Przyda się też dużo rekwizytów, by postać nie była tylko literkami i liczbami na papierze. Figurki, mapy, kostki, rzeczy, które dodadzą swoistego klimatu, bo ciężko go zasugerować dziecku innymi sposobami. Nieraz próbowałam zrobić trochę straszniejszy klimat, aby w efekcie usłyszeć prośbę o zapalenie lampki, bo nic nie widać. Albo - w kuliminacyjnym momencie - ,,robi się strasznie, przerwijmy na moment". Kompletne zniszczenie klimatu.
Zasada czwarta: Nigdy, przenigdy nie zapomnij się, z kim grasz. Usuń ze świata wszystkie zamtuzy i pijane krasnoludy (albo je utrzeźwij), wyprute flaki czy ohydne mutanty (Warhammer odpada, zostaniesz oskarżony o demoralizację nieletnich
), nawet jeśli dziecko jest tym zafascynowane. Chyba nie muszę tłumaczyć, że granie z sześciolatkiem w Wampira: Maskaradę to kiepski pomysł.

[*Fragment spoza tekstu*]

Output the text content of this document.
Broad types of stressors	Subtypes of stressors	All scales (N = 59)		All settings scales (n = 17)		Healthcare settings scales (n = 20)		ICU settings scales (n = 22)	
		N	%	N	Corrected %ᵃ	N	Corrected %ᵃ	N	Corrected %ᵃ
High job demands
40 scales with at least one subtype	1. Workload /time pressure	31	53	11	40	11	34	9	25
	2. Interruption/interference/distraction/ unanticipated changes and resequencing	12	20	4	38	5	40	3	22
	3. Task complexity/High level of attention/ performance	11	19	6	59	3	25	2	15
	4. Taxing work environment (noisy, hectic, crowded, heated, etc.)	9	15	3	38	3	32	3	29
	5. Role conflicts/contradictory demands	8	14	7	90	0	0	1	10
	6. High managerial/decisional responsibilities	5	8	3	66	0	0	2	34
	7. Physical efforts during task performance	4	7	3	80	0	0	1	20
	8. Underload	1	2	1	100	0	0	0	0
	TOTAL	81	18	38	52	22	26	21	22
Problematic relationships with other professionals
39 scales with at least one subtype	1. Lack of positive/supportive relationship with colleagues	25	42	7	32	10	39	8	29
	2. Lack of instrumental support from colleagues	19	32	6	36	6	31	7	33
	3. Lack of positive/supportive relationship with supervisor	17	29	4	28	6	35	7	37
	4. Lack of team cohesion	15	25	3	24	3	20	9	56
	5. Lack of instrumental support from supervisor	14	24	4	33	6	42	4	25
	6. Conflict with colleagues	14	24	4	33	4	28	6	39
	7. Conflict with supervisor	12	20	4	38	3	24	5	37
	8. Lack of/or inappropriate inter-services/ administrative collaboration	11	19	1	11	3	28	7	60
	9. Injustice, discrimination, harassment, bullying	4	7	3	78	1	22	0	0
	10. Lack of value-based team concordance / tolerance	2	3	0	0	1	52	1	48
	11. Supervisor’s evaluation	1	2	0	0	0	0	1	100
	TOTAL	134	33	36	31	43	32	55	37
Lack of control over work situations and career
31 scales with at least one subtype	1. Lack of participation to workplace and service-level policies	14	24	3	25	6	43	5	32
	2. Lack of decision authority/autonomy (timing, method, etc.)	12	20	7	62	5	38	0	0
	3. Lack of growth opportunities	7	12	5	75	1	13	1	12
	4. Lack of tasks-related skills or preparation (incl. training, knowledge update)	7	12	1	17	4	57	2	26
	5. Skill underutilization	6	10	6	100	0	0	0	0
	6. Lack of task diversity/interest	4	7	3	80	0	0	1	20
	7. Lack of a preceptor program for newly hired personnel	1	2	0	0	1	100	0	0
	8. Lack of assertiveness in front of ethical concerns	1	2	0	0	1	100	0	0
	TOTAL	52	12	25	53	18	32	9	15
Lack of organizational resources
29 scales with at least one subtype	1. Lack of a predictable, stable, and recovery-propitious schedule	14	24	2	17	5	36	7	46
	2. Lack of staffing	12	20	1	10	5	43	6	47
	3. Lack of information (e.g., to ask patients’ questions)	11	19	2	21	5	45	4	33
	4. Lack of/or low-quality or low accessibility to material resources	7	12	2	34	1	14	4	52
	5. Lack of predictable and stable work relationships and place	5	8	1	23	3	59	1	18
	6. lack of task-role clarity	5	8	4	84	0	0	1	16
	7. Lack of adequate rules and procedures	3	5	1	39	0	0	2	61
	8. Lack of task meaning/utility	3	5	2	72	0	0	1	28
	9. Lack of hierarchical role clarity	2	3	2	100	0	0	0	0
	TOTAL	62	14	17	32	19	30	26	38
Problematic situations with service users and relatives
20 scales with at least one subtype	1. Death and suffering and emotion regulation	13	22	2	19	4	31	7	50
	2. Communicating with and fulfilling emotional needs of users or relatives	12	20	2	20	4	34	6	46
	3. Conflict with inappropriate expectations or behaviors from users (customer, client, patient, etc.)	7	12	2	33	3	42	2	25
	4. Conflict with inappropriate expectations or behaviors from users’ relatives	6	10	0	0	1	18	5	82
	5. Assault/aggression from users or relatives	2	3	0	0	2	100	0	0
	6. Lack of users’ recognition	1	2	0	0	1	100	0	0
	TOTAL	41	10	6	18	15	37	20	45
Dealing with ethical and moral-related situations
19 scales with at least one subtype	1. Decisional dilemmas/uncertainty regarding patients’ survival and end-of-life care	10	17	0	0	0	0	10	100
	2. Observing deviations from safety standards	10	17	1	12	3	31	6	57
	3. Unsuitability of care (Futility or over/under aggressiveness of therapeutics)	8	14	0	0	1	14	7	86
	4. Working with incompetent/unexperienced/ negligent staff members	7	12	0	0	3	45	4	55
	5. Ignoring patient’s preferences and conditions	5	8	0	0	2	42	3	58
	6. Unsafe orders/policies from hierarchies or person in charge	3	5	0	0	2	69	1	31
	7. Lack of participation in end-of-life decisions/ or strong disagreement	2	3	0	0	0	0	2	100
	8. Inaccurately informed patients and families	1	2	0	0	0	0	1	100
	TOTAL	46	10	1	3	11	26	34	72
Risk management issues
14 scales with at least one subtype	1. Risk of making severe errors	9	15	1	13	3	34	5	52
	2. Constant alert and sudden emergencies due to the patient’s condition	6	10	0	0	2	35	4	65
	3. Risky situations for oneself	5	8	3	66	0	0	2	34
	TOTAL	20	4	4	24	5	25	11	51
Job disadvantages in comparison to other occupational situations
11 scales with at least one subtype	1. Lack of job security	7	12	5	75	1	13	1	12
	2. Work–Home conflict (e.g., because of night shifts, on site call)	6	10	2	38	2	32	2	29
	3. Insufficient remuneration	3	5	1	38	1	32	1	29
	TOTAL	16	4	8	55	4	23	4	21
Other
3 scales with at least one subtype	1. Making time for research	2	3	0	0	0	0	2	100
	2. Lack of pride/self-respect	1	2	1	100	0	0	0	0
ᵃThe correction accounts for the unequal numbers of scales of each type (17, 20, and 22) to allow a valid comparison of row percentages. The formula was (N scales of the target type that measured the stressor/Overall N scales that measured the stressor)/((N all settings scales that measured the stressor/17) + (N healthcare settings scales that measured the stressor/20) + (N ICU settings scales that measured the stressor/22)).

Jeżeli chodzi o wiek, sądzę, że dziecko musi mieć co najmniej cztery-pięć lat, a najlepiej trochę więcej. Oprócz mowy, musi mieć za sobą trochę zabaw opartych na odgrywaniu ról, no i powinno opanować koncepcję współpracy z innymi ludźmi. I szerszy zakres słownictwa. Zaczekałabym tak do zerówki, by nauczyło się nie przerywać nauczycielowi
A tak przy okazji, zacznij od storytellingu, mechanikę wprowadź potem, jak już synek podośnie. O ile chcesz zacząć jak najwcześniej.